Are you a career-oriented person?
Of course, you are. If not, why would you be on this blog reading this article? As a career-oriented person, you’re attracted to new opportunities that offer growth. I am too.
Recently, I sat down to analyze how we react to a new opportunity. This is what I found.
At first, you’re excited by the prospect and decide to invest effort into it. You spring out of bed each morning with enthusiasm to make the most of the new opportunity.
But, after some time elapses, maybe a few days, weeks, or months, something happens. You lose interest and you’re no longer pursuing the opportunity. The so-called burning fire in your belly goes damp.

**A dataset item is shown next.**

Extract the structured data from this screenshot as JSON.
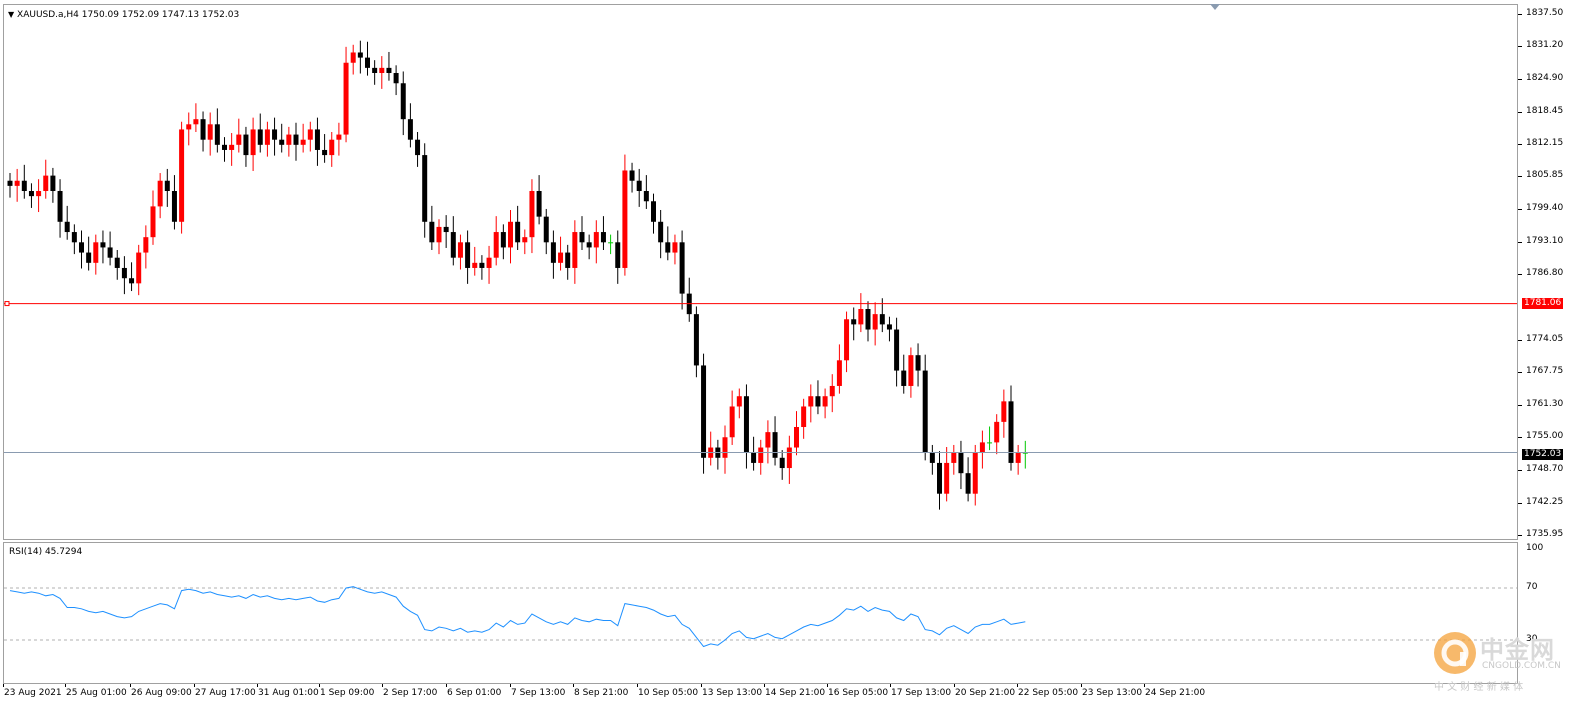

It happens to me all the time.
I thought the well-known shiny object syndrome was the only culprit. But, after analyzing my own behavior I uncovered that there’s more to it. Several other factors play a part when we pursue new goals and ideas.

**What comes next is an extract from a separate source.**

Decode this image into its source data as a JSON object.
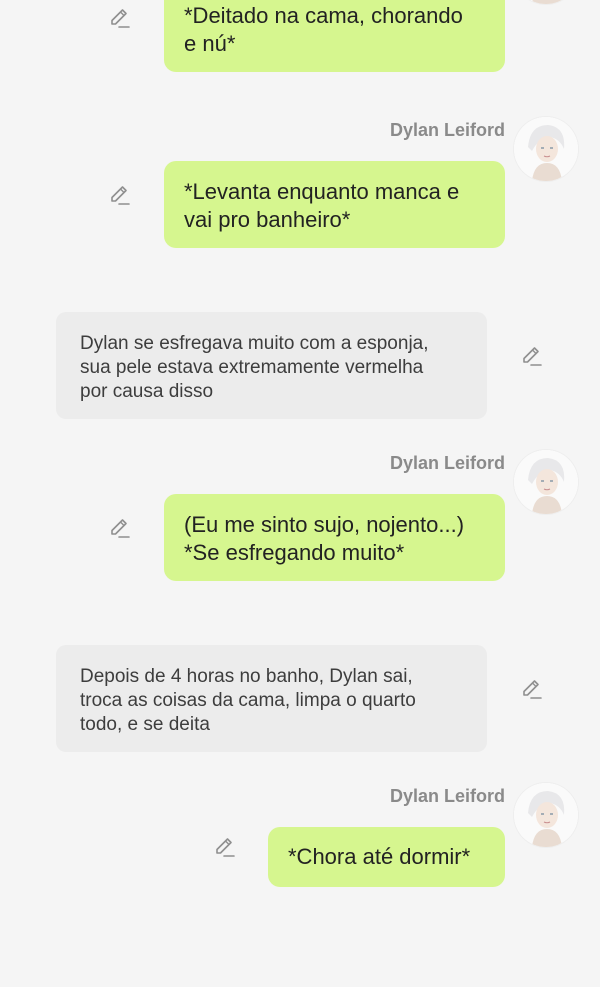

In this article, we’ll talk about the reasons why we’re attracted to a new opportunity and the aspects that cause the enthusiasm to die after. I call it the NNN Doom – New ideas, new goals, but no action.
- The life cycle of an opportunity:
- Is persisting with effort always the right thing to do?
- How to avoid the NNN Doom?
The life cycle of an opportunity:
A new opportunity, idea, or goal goes through the series of phases mentioned below.
Phase 1: The attraction phase
When you find a new opportunity, you’re captivated by it. Just like you can’t help thinking about your new crush, you cannot help dreaming about your new ray of hope.
Let’s take a few examples:
- Your friend recommends a new workout routine that sheds pounds without having to sweat as much
- You hear about an investment opportunity where you can dump a meager sum every month and reap profits
- Your coworker believes he has stumbled upon a fantastic business idea and wants you to be a cofounder
- You read a news article that spoke about a specific IT career that can earn twice the money you’re making by working half the time
- You receive a call that mentions a house for sale in the area that you were looking for at an astonishing bargain
Any lucrative opportunity creates attraction because you only look at the result. On the surface, the destination appears like a dream come true, a place where you’d yearn to be.
In this phase, the shiny object syndrome muddles your thinking, and you look at the positive side of the opportunity alone. You’re not looking at the effort required to achieve the target or the nuances involved with the opportunity. You simply tell yourself, “How hard can it be? What can go wrong? I have waited for this for a long time”
Phase 2: The enthusiasm phase
The attraction of the opportunity triggers a surge of enthusiasm within you.
You’re energetic. You’re pumped up. You’re motivated.
You put in the initial effort even if you have to step outside your regular routine and comfort zone.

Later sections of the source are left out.